Wednesday, July 27, 2016

From word to image.




In the purity of the morning, I understand how much more there is to the world than meets the eye, I see that the world fails to dissolve into myth and dream only because one wills it not to. Now I begin to understand the meaning of that vision, Now I see the truth of it.”
'The perfection of the Morning' Sharon Butala

First published in 1994, I found this paperback at home and decided to re-read it. In the years that it sat on our bookshelf my own life experiences have brought me closer to understanding these final words of a thoughtful book. Sharon writes of things that we all at least vaguely intuit but she finds the words to express them - the role of the writer and of the arts in general. So easy to read, and, I would think, so challenging to express in words.

She writes of her life on a ranch near Eastend, Saskatchewan, a dry, wide open landscape, and of her struggles to grasp its true reality. A reality that for her is wider and deeper than its surface appearance of rocks and grasses.

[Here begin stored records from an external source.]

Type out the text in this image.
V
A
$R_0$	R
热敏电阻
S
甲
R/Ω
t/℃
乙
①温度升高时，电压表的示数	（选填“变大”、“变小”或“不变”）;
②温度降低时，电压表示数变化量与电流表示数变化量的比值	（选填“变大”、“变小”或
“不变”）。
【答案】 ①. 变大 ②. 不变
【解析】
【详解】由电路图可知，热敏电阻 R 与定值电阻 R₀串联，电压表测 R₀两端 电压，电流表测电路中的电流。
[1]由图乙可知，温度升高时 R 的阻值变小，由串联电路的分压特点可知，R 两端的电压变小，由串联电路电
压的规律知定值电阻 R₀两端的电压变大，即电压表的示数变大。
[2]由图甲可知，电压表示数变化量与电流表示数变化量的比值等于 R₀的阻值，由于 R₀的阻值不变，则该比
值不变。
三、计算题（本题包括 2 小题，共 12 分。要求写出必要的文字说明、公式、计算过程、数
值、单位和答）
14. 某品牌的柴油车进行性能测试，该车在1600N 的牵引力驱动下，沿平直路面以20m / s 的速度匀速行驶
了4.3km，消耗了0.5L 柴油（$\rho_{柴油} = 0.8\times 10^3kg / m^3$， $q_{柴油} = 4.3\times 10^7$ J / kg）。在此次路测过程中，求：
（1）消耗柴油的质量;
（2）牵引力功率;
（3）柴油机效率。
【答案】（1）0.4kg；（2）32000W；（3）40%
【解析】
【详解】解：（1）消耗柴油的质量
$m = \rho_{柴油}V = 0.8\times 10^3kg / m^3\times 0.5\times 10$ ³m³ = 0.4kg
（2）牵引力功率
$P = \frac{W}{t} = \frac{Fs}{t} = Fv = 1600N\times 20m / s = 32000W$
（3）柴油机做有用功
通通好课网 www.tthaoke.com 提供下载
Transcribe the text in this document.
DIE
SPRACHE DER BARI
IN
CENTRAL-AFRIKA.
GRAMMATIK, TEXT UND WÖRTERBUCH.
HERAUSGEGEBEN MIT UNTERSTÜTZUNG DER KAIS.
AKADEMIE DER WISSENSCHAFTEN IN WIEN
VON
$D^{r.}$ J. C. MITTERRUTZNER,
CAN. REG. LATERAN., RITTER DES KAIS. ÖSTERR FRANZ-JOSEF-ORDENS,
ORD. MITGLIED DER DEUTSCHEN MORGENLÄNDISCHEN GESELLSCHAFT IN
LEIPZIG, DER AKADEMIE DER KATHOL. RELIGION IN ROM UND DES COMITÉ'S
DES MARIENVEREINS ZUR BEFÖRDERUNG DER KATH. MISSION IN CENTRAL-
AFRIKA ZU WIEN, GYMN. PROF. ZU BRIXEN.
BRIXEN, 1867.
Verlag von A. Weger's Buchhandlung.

The paintings I include were a co-operative effort between myself and two of my grandchildren ( 7and 4) and which were surely influenced by my reading of 'The Perfection of the Morning'. When they asked if I would 'teach them watercolours' I decided that I would do just that rather than take the easy way and simply let them mess around. It was tricky to guide their brush strokes and other technical matters but satisfying for all concerned. In a visual medium we were learning to conjure up a landscape that Sharon had written about so sensitively.